Neither is it clear how long it will take for there to be a credible tally from the November 7 election – assuming that the poll would be largely free of fraud.
Further delay in making the troop announcement, which could involve anything from 10,000 to 60,000 extra forces under the options provided last month by General Stanley McChrystal, the senior US commander on the ground, means further delay in deployment.
And this will almost certainly fuel more domestic sniping over Mr Obama’s allegedly Hamlet-like qualities of indecision.
“In reality there is nothing Obama can do on the troops until there is a legitimate government in Afghanistan,” said an adviser to the White House, who wished to remain anonymous.

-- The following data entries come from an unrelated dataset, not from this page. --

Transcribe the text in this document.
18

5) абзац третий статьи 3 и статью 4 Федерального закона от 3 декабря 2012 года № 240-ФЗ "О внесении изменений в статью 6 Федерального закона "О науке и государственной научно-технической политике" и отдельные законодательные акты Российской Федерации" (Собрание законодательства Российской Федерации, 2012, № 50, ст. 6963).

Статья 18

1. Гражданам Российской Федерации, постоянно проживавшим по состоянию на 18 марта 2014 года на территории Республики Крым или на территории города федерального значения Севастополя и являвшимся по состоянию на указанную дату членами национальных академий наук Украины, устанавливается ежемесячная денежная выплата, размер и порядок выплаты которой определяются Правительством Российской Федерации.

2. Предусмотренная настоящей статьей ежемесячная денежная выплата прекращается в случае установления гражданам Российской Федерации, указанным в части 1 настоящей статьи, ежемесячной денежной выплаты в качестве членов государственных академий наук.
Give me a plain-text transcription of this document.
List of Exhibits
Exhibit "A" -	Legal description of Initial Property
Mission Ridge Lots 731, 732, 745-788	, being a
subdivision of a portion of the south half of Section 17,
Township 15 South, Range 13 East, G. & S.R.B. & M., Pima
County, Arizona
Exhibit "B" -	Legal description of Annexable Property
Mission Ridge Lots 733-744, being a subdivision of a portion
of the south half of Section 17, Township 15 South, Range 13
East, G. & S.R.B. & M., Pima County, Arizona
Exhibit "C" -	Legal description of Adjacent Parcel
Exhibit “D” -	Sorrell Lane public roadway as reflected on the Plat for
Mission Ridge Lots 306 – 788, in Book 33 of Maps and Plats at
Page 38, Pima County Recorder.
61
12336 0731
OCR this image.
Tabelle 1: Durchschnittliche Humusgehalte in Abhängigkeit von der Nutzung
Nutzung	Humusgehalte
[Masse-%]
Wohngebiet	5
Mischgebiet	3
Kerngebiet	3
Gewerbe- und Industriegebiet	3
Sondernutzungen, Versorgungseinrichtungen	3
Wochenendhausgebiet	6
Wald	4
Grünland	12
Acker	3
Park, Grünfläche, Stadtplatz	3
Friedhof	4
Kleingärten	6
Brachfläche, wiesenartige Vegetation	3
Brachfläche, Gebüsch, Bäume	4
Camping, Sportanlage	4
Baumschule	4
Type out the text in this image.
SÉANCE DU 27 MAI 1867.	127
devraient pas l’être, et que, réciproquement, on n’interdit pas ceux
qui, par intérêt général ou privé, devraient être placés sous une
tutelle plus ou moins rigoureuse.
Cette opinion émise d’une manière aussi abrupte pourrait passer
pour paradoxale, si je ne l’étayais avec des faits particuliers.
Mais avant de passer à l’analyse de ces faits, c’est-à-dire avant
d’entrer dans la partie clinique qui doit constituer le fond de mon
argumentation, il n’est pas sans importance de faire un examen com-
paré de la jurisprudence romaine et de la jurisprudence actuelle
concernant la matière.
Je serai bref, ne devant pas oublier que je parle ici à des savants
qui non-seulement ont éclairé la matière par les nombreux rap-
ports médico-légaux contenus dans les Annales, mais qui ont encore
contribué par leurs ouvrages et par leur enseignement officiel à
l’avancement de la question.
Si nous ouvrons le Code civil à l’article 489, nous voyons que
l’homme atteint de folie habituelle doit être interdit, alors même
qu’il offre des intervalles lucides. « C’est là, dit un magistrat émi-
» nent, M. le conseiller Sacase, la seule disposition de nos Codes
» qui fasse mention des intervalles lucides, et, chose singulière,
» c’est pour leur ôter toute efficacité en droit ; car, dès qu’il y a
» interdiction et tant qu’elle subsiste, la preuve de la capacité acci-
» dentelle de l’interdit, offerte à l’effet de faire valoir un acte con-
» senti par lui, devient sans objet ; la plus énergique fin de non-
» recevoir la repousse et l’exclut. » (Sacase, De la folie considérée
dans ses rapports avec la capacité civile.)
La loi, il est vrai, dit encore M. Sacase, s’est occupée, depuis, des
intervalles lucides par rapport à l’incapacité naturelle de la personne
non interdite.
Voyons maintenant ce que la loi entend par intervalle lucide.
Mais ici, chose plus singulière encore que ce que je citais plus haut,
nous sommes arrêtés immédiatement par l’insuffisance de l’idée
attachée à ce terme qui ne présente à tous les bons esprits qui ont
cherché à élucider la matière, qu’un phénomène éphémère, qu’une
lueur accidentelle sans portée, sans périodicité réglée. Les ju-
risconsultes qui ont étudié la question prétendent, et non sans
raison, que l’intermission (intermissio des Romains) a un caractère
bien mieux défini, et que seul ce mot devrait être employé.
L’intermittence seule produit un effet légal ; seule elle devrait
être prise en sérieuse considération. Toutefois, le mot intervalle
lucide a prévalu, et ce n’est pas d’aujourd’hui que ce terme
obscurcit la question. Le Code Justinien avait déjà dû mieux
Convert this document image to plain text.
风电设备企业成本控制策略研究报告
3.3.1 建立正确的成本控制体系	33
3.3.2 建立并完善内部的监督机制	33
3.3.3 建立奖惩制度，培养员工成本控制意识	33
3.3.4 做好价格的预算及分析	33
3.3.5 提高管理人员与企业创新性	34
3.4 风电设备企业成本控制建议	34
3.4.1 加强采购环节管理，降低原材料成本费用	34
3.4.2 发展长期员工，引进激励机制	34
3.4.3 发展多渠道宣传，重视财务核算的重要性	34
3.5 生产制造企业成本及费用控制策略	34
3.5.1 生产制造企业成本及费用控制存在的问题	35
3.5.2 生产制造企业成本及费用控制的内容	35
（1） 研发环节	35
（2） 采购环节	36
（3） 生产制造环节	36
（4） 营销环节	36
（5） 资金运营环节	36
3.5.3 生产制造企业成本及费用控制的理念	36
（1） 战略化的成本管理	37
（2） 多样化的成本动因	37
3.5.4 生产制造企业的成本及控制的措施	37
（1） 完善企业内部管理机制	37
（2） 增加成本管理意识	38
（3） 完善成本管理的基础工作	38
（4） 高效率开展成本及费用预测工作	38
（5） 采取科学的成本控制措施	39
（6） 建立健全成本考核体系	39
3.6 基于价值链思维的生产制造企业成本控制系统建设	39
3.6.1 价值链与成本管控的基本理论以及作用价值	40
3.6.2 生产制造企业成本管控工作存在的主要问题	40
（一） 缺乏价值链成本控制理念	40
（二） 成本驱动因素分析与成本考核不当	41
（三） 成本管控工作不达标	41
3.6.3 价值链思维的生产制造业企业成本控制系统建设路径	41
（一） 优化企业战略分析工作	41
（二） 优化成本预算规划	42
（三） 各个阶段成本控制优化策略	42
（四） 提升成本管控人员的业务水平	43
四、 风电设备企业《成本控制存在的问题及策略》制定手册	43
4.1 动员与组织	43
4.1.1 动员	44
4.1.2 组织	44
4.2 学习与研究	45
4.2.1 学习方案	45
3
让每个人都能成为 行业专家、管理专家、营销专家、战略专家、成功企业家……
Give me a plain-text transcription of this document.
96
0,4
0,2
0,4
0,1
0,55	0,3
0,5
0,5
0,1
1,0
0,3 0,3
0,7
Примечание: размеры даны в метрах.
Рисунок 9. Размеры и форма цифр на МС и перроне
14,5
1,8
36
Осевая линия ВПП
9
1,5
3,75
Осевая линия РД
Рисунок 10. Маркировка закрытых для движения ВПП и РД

“If he announced troops before the results of the second round, that would cause huge disquiet among Democratic supporters on Capitol Hill.”
However, this further expected delay in the troop deployment will also make it even tougher for Gen McChrystal to deliver results from his Afghanistan counter-insurgency strategy before next year’s US mid-term congressional elections.
The domestic US timetable is weighing almost as heavily on Mr Obama as the Afghan one, given the sharply growing unpopularity of the war among American voters.
For the time being, though, all the focus will be on whether a credible second round election can be pulled off, given the steep odds against it.
“The challenges of holding this election in an incredibly difficult security environment cannot be overstated,” Mr Kerry said on Tuesday, with Mr Karzai standing beside him.